Who would I point the finger at first? The people who give us the weather reports on our local TV and radio?
Why, it seems that almost every weather report is now like the boy who cried wolf. It’s not just going to rain; there will be strong possibilities of hail, and who knows what else they may add to that. They want clicks, so the best way to get that is to yell that the sky is falling.
The second group of people is taxpayers in Kerrville who are too cheap to install, at a minimum, a warning system to alert people. The sirens are a bit on the expensive side; tornado sirens can cost $20,000 to $30,000 each to install. And that doesn’t include yearly maintenance costs.
We do have alarms on our phones that go off, but they go off so often that if most are like me, they turn them off. If I could figure out how to turn off the Trump alarm, I would.
You probably got an emergency alert from President Donald Trump on your phone on Wednesday afternoon. It’s a test of a new alert system that’s supposed to be used in very specific circumstances to communicate with the public via cell phones
The wireless test message read “Presidential Alert” and included a clear warning that it was just a test, per FEMA: “THIS IS A TEST of the National Wireless Emergency Alert System. No action is needed.” It was transmitted in both English and Spanish. Cell towers broadcast the test for about half an hour, during which time most cell phones that were switched on and within range of an active cell tower got the test message.
Gregg Abbott spent $11 billion on border patrol. How many lives did that save? A small amount of the taxpayers’ money could have made a significant difference.
The third group of people may be the most crucial ones: the owners of the camps and the people who live by the river. A worker at one of the camps stayed up to monitor the river, and when he noticed that the river was rapidly rising, he alerted the owner, and they managed to get everyone out safely.
It was about 1 a.m. on the Fourth of July when the facilities manager at a central Texas summer camp saw water from the Guadalupe River steadily rising amid a deluge of rain.
Aroldo Barrera notified his boss, who had been monitoring reports of the storms approaching Presbyterian Mo-Ranch Assembly, a recreation destination where an intercultural youth conference had been called off early just hours earlier.
Despite an absence of warning by local authorities, camp officials acted quickly on their own, relocating about 70 children and adults staying overnight in a building near the river.
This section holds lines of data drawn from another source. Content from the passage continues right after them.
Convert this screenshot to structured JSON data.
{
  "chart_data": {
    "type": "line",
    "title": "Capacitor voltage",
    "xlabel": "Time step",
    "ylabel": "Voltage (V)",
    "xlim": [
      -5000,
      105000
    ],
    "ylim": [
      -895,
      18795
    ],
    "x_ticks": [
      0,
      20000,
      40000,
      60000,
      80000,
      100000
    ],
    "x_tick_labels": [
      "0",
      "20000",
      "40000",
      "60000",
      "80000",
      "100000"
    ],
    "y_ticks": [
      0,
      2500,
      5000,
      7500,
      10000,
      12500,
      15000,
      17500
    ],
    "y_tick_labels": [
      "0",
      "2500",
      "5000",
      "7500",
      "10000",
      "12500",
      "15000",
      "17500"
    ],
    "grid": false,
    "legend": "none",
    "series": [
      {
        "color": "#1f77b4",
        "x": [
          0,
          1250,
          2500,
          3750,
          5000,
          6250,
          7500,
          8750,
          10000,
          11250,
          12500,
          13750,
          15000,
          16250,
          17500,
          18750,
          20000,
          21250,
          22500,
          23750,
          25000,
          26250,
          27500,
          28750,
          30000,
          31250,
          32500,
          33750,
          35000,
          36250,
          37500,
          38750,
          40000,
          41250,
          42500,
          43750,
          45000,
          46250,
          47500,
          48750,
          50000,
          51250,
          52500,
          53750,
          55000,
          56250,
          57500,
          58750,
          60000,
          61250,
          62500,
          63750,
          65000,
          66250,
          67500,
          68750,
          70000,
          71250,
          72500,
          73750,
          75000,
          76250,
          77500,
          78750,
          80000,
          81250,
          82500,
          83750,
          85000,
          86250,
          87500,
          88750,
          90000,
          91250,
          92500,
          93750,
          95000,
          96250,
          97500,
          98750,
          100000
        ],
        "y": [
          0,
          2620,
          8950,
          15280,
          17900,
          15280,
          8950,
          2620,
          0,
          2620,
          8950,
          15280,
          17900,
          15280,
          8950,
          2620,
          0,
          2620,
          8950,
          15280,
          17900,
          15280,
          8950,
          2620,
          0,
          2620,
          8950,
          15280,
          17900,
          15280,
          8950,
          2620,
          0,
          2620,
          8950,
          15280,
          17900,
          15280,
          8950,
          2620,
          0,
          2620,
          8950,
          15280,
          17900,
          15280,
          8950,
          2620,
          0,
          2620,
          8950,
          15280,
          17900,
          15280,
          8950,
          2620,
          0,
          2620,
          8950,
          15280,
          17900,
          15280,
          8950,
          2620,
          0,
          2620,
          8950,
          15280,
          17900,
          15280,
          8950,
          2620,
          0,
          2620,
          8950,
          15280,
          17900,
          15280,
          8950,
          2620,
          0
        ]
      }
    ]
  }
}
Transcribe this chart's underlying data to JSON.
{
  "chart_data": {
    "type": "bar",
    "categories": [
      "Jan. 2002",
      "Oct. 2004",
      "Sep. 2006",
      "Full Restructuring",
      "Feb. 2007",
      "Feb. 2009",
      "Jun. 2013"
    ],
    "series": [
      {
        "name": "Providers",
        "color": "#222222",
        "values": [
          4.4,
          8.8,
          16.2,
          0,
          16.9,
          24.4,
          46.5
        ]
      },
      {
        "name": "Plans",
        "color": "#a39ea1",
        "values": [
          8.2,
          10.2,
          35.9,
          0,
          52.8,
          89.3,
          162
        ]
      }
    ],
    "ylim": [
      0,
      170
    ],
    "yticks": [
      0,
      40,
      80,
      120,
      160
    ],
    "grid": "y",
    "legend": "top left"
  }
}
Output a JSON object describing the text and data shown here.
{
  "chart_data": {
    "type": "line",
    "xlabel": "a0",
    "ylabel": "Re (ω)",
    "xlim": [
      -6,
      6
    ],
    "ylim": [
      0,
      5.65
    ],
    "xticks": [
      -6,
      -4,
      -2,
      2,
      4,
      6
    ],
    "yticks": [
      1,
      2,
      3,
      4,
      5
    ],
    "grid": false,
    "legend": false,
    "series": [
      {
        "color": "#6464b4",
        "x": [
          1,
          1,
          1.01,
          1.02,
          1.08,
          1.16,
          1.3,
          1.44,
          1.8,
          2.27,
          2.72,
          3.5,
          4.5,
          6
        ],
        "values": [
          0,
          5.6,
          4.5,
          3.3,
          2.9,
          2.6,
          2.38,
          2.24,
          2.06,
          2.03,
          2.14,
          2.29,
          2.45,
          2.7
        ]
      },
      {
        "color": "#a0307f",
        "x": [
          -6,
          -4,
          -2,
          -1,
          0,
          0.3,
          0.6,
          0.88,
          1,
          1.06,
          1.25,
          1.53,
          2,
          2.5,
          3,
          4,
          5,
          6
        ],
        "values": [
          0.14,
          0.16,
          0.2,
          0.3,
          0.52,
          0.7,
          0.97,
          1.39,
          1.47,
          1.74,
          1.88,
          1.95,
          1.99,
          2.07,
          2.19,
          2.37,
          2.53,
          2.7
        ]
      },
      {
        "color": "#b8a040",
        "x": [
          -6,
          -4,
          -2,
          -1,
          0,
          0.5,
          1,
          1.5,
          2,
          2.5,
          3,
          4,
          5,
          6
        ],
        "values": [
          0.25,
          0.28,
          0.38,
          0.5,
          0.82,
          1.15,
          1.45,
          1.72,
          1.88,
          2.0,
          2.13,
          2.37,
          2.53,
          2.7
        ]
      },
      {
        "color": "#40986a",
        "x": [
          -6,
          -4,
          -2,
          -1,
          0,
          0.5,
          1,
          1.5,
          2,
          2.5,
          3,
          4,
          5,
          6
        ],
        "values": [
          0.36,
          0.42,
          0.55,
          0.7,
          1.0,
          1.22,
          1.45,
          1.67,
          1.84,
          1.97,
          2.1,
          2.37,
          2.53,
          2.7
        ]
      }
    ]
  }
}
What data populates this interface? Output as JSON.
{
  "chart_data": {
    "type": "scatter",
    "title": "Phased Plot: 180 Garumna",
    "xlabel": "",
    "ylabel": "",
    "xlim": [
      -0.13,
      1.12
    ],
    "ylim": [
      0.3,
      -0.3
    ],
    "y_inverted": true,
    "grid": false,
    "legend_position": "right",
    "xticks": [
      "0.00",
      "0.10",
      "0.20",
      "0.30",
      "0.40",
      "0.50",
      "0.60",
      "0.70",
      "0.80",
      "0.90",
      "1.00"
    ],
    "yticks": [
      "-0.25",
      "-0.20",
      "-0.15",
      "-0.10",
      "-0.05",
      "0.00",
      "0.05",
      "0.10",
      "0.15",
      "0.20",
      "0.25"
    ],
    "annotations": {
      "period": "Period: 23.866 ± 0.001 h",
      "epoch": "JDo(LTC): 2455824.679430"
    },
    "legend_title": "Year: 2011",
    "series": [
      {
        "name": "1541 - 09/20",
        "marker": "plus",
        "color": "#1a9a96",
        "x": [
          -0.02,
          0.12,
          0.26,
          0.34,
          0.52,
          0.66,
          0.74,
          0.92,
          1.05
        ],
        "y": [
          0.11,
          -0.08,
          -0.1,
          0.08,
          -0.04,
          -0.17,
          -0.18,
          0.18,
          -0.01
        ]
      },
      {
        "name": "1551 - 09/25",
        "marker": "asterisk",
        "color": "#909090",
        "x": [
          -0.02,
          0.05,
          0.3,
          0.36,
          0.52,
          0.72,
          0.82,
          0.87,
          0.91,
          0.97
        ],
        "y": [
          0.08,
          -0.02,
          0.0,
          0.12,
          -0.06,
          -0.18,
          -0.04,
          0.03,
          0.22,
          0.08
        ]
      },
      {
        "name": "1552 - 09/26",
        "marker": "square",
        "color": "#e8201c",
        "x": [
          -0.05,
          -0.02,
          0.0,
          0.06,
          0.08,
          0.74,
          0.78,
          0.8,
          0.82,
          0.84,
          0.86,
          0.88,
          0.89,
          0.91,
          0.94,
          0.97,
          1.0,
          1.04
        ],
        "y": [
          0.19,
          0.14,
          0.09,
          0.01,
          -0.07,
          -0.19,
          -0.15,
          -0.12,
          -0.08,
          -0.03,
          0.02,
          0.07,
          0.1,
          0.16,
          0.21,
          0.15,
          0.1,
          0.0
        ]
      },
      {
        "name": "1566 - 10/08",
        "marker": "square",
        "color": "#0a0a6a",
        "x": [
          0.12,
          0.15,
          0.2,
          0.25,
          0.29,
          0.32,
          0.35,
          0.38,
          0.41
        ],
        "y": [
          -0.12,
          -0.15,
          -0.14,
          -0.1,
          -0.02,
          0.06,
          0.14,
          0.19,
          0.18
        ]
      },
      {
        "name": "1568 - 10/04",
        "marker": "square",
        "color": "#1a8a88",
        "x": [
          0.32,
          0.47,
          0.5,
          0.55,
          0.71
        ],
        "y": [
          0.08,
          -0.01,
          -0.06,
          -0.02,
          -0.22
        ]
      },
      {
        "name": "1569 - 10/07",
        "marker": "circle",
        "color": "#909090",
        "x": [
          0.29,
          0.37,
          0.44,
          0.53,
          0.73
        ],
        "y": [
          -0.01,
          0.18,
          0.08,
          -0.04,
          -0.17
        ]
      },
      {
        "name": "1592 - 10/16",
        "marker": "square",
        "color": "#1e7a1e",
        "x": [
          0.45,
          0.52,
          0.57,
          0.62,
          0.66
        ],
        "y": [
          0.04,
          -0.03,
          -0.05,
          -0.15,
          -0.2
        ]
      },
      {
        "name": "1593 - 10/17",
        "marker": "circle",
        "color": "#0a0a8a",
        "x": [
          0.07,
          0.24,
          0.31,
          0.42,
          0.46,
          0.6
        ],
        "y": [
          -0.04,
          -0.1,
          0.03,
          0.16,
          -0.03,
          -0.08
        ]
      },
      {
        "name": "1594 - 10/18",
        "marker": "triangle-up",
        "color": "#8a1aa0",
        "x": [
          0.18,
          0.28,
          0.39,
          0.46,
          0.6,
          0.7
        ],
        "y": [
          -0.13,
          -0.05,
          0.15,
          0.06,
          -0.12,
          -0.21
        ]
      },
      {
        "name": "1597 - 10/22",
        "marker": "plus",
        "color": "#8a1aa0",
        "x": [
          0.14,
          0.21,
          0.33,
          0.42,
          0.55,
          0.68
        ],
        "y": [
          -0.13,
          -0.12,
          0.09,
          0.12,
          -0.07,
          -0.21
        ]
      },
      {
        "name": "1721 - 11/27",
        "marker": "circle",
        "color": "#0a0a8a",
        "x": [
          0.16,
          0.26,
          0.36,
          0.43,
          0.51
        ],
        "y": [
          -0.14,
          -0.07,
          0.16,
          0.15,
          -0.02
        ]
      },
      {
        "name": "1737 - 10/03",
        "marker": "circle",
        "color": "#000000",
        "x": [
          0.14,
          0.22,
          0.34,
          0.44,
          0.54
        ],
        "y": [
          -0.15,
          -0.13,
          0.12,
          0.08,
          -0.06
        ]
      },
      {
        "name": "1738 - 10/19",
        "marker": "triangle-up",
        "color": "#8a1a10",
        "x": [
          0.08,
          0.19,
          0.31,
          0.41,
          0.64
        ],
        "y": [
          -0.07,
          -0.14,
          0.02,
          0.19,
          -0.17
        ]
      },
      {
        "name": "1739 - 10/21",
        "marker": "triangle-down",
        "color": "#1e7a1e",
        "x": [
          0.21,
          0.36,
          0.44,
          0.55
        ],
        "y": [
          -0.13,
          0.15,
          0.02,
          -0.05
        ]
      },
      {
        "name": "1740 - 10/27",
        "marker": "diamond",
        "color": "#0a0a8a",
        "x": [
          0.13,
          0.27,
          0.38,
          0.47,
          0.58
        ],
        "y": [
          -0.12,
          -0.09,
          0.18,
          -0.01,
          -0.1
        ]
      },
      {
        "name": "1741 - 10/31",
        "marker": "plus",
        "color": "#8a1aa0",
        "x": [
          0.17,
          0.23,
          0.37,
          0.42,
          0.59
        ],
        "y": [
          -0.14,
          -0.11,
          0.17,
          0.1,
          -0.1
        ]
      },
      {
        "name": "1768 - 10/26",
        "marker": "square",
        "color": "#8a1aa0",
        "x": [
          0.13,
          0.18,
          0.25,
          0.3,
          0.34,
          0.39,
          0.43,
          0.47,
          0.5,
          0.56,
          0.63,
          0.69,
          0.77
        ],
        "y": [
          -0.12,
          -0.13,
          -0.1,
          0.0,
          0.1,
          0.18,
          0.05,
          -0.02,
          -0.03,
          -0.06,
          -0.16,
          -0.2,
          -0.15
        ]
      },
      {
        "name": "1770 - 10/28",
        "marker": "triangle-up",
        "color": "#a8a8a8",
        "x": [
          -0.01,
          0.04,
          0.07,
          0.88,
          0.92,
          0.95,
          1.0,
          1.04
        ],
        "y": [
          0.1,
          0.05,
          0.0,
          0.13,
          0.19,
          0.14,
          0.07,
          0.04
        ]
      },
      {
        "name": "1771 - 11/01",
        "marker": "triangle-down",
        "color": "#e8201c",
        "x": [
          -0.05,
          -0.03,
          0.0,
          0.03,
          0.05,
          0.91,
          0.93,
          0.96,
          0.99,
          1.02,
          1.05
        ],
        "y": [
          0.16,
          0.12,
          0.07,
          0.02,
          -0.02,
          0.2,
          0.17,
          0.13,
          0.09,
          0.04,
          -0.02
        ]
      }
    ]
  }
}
With the kids safe, camp leaders including President and CEO Tim Huchton were able to avoid the catastrophe that hit at least one other camp near Hunt, where the 500-acre Mo-Ranch is located.
“They helped them pack up,” Lisa Winters, communications director for Mo-Ranch, told The Associated Press on Sunday. “They got them up, they got them out, put them up on higher ground.”
Finally, Trump and his merry men and women of incompetent fools. I mentioned above the presidential alarm; a timely presidential alarm may have saved many of the people who were swept up by the wall of water that washed them away. Most people don’t turn off their phones, and those alarms can wake up the dead. However, Trump is eliminating FEMA, so I’m unsure if those presidential alarms will be around for much longer. Would those vacancies that existed have made a difference? Trump would never admit it, even if he knew it were true.

Texas officials are now considering a warning system, will it be all talk but no action later? Time will tell.
Lt. Gov. Dan Patrick told Fox News on July 7 that he and Gov. Greg Abbott have discussed paying for siren warning systems along river communities prone to flash flooding.
“Had we had sirens along this area, up and down … that would’ve blown very loudly,” he told the news channel, “it’s possible that that would’ve saved some of these lives.”
Dogs are not expensive, but I’m not sure if all of them would do as at least one of them did to save their owner.
Just saw an interview of a guy that was in a camper caught in the flood in Texas. The reporter asked him how he got out. He pointed and said his dog woke him up and wouldn’t leave him alone. So he decided to get up and check outside. If it hadn’t been for his dog, he probably would’ve been swept away. Thirty rvs in one park alone were washed away.